Micro LNG plants opens way to truck natural gas to oilfields

From Bloomberg

It’s abundant, cheap and may slow down need to burn gas off. It’s called micro LNG, and the concept is simple. By super-cooling natural gas, they can pack three times more of it into a truck, which may help the Permian Basin deal with its growing gas excess.

Liquefied natural gas is largely shipped in huge ocean-going tankers. Trucking it lets explorers power drilling operations with a fuel that’s abundant, accessible and cheap, saving them as much as 30 percent in costs versus diesel. An example: As many as five trucks, each carrying about 9,500 gallons of LNG, already trek as much as 400 miles a day in Colorado shale country to make deliveries there.

Next in line may be the Permian in West Texas and New Mexico, where filled-to-capacity pipelines threaten to curtail drilling for both oil and its byproduct, natural gas. Siemens AG and Baker Hughes are now in talks to build multiple small LNG production plants in U.S. shale centers, seeking to create a new outlet for natural gas at a time when drillers are urging regulators to let them burn it off into the air.

“A lot of creative work is going on to lower the wastage and environmental footprint that natural gas has in the absence of pipeline delivery,” said Ramanan Krishnamoorti, chief energy officer at the University of Houston.

While crude prices have risen, gas prices have barely budged nationwide and in the Permian they are trading at the biggest discounts to the U.S. benchmark since 2009. So producers to pipeline owners and services companies are looking to put gas to work to not only eat into that excess supply but cut costs and reduce methane emissions, a greenhouse gas contributing to global warming.

10-15 small modular LNG plants in the Permian by end of 2019

“We are seeing a lot of activity in the Permian” with Siemens potentially installing 10 to 15 small modular LNG plants by the end of 2019, said Michael Walhof, director of sales for distributed LNG solutions, a division of Siemens.

Using LNG nothing new in the DJ Basin

Houston-based Prometheus Energy Group Inc. has been trucking LNG to producers in the Denver-Julesburg Basin for years, according to Chief Executive Officer Jim Aivalis. But as oil prices have risen lately so has demand, he said. Currently, the company trucks LNG to drillers from a small Williams Cos. plant in Durango and an Exxon Mobil Corp. plant in southwestern Wyoming, to the DJ Basin northeast of Denver.

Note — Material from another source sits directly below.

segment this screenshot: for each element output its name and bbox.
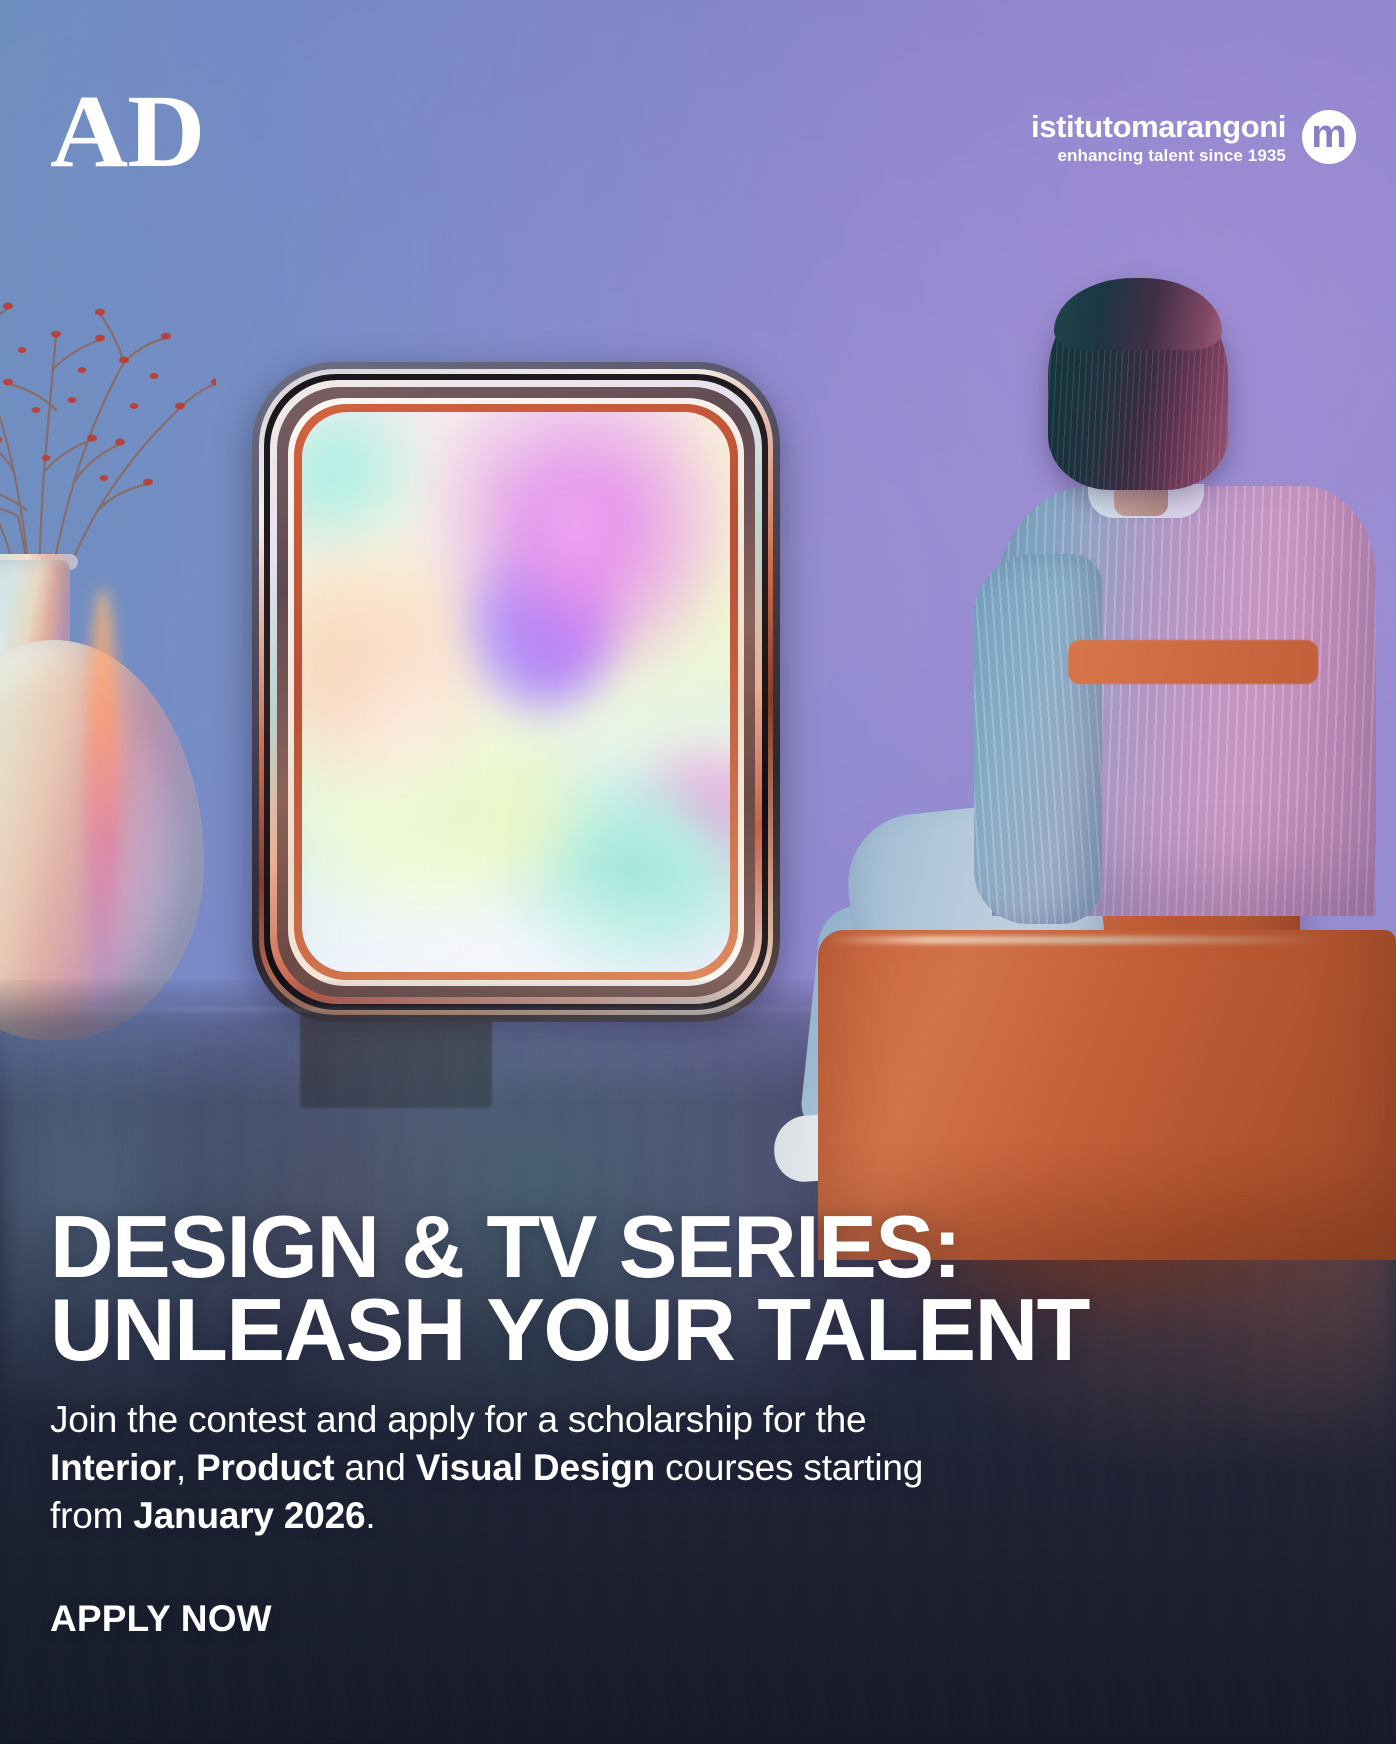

“In that area of Colorado there are some very restrictive emissions requirements and there has been a lot of public outcry against the energy industry,” in part because of the number of wells flaring, Aivalis said in a telephone interview.

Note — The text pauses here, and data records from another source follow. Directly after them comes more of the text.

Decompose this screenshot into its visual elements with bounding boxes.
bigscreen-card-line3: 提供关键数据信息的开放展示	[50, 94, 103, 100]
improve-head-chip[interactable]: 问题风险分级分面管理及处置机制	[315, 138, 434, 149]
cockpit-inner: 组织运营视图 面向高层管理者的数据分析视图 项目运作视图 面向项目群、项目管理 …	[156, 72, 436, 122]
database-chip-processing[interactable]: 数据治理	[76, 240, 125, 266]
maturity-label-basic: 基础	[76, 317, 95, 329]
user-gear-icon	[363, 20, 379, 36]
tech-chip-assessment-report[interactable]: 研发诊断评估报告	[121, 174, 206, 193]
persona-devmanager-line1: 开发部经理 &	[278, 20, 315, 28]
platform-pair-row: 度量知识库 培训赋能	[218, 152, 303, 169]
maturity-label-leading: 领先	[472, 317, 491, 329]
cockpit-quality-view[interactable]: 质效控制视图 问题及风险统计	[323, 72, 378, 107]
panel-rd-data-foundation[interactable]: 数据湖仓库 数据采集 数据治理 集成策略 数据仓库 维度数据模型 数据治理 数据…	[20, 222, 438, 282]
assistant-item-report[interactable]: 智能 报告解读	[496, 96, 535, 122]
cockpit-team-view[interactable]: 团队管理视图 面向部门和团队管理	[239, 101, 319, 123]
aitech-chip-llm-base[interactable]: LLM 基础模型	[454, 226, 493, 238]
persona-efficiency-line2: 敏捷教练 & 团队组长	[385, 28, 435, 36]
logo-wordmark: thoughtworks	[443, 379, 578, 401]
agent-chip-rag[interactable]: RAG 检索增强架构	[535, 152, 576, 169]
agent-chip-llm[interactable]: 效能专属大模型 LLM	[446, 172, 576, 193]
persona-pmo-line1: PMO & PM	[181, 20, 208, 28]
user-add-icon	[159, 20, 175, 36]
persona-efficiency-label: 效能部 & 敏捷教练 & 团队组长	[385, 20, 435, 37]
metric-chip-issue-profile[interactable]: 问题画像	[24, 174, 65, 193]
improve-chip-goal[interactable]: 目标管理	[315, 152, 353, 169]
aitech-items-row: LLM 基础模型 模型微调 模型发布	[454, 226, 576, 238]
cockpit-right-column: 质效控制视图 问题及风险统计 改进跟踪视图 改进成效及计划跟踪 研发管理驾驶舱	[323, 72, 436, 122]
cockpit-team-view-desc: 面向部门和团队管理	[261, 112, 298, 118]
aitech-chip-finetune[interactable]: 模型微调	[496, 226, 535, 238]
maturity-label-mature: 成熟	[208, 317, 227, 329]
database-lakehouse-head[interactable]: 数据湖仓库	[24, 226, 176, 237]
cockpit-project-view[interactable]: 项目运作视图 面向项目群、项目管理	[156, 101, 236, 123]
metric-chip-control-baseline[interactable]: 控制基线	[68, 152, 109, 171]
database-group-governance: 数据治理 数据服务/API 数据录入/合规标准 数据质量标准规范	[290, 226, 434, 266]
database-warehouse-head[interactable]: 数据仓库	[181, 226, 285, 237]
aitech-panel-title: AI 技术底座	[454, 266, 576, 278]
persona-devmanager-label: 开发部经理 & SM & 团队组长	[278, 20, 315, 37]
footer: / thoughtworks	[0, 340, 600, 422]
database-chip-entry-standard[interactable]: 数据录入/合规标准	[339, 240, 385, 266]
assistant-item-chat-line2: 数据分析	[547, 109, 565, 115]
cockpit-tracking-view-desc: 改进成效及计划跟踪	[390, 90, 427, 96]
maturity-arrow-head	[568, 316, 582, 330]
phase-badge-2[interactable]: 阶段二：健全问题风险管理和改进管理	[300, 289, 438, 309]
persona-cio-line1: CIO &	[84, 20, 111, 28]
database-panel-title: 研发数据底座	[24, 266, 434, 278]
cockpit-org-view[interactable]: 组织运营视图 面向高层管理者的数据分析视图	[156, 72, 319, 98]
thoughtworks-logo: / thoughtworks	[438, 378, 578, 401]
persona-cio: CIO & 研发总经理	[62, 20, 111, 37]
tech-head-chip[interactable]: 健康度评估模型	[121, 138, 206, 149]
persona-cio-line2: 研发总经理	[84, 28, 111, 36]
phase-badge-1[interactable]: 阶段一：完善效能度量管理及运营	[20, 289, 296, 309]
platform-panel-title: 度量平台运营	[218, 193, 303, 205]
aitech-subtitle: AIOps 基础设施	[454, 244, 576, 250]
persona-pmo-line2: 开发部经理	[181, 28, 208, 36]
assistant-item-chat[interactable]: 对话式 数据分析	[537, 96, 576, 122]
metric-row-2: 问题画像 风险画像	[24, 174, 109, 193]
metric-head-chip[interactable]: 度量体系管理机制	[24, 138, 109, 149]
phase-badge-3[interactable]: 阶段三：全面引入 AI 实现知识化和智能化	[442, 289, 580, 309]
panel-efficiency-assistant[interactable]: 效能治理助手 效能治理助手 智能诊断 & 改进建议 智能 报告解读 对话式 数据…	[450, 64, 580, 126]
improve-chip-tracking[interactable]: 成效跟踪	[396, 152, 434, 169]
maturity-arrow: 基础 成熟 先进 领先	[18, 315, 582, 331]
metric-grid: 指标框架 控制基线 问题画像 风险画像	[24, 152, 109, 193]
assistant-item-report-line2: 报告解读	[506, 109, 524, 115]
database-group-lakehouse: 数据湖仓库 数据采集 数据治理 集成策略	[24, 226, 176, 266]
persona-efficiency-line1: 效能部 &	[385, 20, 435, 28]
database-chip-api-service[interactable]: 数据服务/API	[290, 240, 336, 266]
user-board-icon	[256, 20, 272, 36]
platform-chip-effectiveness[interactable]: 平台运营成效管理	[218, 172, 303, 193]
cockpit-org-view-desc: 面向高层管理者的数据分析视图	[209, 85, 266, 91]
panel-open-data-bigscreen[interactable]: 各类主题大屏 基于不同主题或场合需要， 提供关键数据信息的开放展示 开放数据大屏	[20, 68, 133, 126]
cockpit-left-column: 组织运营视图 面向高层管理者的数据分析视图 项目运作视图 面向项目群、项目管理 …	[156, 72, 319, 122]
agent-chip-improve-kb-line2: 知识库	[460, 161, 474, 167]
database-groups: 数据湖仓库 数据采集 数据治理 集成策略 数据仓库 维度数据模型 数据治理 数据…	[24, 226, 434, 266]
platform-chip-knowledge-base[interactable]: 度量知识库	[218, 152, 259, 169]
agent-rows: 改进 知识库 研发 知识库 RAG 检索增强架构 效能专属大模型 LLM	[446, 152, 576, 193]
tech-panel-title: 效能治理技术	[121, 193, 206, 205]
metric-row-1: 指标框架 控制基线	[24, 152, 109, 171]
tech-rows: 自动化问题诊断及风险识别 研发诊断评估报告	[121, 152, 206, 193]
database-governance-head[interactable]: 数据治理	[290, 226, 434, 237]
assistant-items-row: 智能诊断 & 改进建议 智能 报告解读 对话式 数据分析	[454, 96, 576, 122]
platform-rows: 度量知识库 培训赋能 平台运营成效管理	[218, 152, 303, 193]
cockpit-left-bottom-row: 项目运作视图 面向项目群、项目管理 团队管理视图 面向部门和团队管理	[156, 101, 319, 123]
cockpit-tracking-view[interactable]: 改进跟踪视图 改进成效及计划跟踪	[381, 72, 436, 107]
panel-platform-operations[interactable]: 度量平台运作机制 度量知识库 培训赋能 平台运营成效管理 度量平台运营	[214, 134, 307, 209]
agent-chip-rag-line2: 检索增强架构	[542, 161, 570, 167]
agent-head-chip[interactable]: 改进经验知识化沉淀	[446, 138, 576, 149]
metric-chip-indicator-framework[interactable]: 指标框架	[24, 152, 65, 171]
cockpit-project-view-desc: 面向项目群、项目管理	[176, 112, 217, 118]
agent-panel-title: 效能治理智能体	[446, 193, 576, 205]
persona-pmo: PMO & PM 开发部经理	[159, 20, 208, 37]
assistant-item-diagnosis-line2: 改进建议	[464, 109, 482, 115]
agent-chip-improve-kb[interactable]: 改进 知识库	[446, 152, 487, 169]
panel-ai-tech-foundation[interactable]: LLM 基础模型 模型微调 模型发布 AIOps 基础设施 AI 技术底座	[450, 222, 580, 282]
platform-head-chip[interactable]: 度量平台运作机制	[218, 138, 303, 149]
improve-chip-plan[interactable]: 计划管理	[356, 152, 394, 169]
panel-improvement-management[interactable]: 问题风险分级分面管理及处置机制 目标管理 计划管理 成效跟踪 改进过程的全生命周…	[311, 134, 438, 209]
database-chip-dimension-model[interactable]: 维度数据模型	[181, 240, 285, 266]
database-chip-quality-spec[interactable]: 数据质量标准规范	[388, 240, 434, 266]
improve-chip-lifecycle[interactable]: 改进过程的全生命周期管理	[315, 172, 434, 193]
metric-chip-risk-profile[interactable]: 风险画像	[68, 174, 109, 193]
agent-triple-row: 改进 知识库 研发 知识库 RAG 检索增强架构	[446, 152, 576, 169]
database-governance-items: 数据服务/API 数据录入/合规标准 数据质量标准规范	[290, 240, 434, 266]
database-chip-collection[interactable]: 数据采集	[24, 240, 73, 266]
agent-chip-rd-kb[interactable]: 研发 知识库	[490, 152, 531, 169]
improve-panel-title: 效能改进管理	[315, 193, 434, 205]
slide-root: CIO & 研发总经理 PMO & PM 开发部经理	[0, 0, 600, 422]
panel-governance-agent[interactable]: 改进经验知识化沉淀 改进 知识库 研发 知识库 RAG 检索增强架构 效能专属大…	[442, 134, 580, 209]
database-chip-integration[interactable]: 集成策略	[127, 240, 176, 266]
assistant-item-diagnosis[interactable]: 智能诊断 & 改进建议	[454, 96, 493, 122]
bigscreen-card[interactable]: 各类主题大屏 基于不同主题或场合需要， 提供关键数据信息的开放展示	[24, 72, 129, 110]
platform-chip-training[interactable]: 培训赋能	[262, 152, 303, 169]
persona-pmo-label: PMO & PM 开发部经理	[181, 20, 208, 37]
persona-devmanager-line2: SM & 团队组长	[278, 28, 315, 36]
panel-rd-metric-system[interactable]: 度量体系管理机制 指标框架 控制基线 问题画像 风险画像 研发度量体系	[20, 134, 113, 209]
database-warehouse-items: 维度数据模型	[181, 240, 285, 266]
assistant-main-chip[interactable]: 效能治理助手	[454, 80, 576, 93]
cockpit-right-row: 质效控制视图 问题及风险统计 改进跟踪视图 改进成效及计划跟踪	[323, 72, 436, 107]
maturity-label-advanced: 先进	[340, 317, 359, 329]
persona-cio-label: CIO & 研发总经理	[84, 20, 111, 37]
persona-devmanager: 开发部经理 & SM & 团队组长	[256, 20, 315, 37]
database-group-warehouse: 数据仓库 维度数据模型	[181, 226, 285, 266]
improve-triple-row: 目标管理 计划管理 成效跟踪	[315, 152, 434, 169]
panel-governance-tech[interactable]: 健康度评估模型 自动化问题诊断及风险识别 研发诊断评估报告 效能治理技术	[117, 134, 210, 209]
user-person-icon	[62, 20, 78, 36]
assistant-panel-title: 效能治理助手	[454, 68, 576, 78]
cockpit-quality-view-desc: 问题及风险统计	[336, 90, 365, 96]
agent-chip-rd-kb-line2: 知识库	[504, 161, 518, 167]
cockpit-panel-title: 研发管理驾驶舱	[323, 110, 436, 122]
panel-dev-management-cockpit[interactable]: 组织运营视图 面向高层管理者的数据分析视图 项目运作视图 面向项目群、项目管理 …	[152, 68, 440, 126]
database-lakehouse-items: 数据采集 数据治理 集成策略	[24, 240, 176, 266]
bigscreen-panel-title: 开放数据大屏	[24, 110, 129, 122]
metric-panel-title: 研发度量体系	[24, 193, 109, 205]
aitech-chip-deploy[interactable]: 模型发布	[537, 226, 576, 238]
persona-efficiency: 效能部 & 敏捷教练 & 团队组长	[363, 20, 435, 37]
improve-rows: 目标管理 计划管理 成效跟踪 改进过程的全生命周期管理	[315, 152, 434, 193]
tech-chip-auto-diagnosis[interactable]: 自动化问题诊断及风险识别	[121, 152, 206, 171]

The LNG carried by Prometheus is chilled to minus 260 degrees Fahrenheit (minus 162 Celsius), then warmed back into gas before being used in engines made by Caterpillar Inc., Cummins Inc. or General Electric Co. for drilling operations, some of which can run on diesel and natural gas at the same time, according to Aivalis. The more natural gas they use, the bigger the savings, he said.

The attitude shift comes amid an Environmental Defense Fund study published last month that estimated that the U.S. oil and gas industry was wasting $2 billion a year through emissions of methane, the main component of natural gas, across the supply chain. Last month, Exxon Mobil Corp., Chevron Corp., Royal Dutch Shell Plc and BP Plc were among the energy producers discussing efforts to use gas as a cleaner, affordable power-plant fuel used in sync with renewables.

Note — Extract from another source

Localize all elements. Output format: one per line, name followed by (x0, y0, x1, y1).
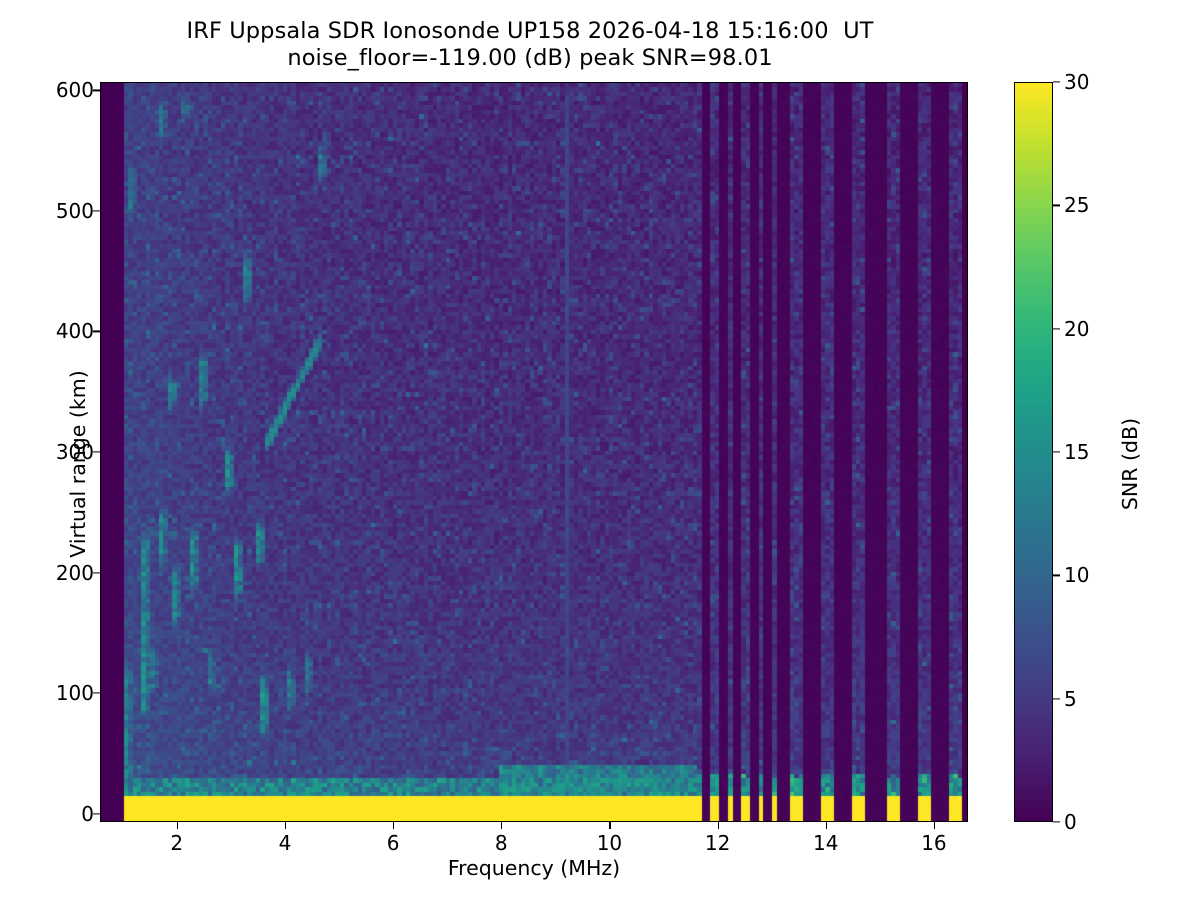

“You are seeing a millennial shift where people want to do the right thing,” Krishnamoorti said.

Some Permian gas is priced in the negative: drillers paying to evacuate gas

The economics too are increasingly favoring micro LNG. There are spots in the Permian basin where the price of gas is already negative, so producers are actually paying to “evacuate” gas, said Pablo Avogadri, global LNG platform leader at Baker Hughes. Instead of a salable asset for drillers, “gas is becoming an annoyance,” he said.

In the Permian, the first move toward LNG may come from the Delaware Basin in New Mexico, where Prometheus has been discussing options with potential customers, Aivalis said.

30,000 Gallons

Siemens started working on micro LNG four years ago, Walhof said. The small production plants they’re planning would chill 30,000 gallons a day, compared with the 4 billion gallons a day produced in terminals on the Gulf Coast for export abroad.

Meanwhile, Baker Hughes, the world’s third-biggest oilfield services company, has been receiving requests for proposals for Permian LNG projects that can make the fuel available within a 500-mile region, Avogadri said.

The company is studying the question, Avogadri said, adding, “we still need to crack the cost equation.”

Krishnamoorti, meanwhile, equates the challenges of building out the micro LNG plant industry to the launch of Apple Inc.’s cutting-edge iPhone.

“The problem with micro LNG is that we are in the first 2,000 iPhones,” he said. “The more experience you get, the more you can drop the cost.”